Scott Edil may have now have to count on a high-volume, low-margin strategy as demand picks up, not just in India but from across the globe. It is now seeing demand for sanitisers from countries like Saudi Arabia, the United Arab Emirates, Ethiopia, Tanzania and Sri Lanka. However, as the MD points out, “Due to the ban on exports, we are unable to sell sanitisers—an essential commodity worldwide—to our customers abroad. I believe the government should have allotted at least 25-30 percent for exports.” Aggarwal, though, is quick to point out that it’s not only sanitiser exports that have been banned at this time. “Apart from sanitisers, the Directorate General of Foreign Trade has banned export of surgical and disposable masks, all ventilators and textile raw material used for making masks as well.”

Meanwhile, as demand spurts, IPA, a key raw material in sanitisers, is in short supply, and Scott Edil has started looking for alternative raw materials like ethanol that are approved by the World Health Organization (WHO). WHO regulations stipulate that IPA content in sanitiser formulations should be 75 percent.
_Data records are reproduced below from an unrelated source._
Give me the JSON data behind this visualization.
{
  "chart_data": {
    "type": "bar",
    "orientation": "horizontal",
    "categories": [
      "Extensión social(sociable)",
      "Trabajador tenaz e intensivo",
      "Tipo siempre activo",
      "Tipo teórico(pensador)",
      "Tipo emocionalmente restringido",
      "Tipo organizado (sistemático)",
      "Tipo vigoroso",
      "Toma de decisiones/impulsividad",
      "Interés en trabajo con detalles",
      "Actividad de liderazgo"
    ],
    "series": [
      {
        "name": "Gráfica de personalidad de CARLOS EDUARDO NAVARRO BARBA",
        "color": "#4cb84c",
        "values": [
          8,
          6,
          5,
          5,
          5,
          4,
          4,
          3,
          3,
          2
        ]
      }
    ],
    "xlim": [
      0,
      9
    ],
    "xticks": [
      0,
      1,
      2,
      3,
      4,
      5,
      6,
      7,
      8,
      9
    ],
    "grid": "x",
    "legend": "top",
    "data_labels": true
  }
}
So what’s the future for sanitisers once the Covid-19 crisis subsides? Says Vaishali Aggarwal: “We have received great feedback for our sanitisers. So we will not only continue production, but will also market it more aggressively going forward.” She adds jokingly that they might start calling Scott Edil a ‘Hand Sanitiser Company’ since that’s all they are producing these days.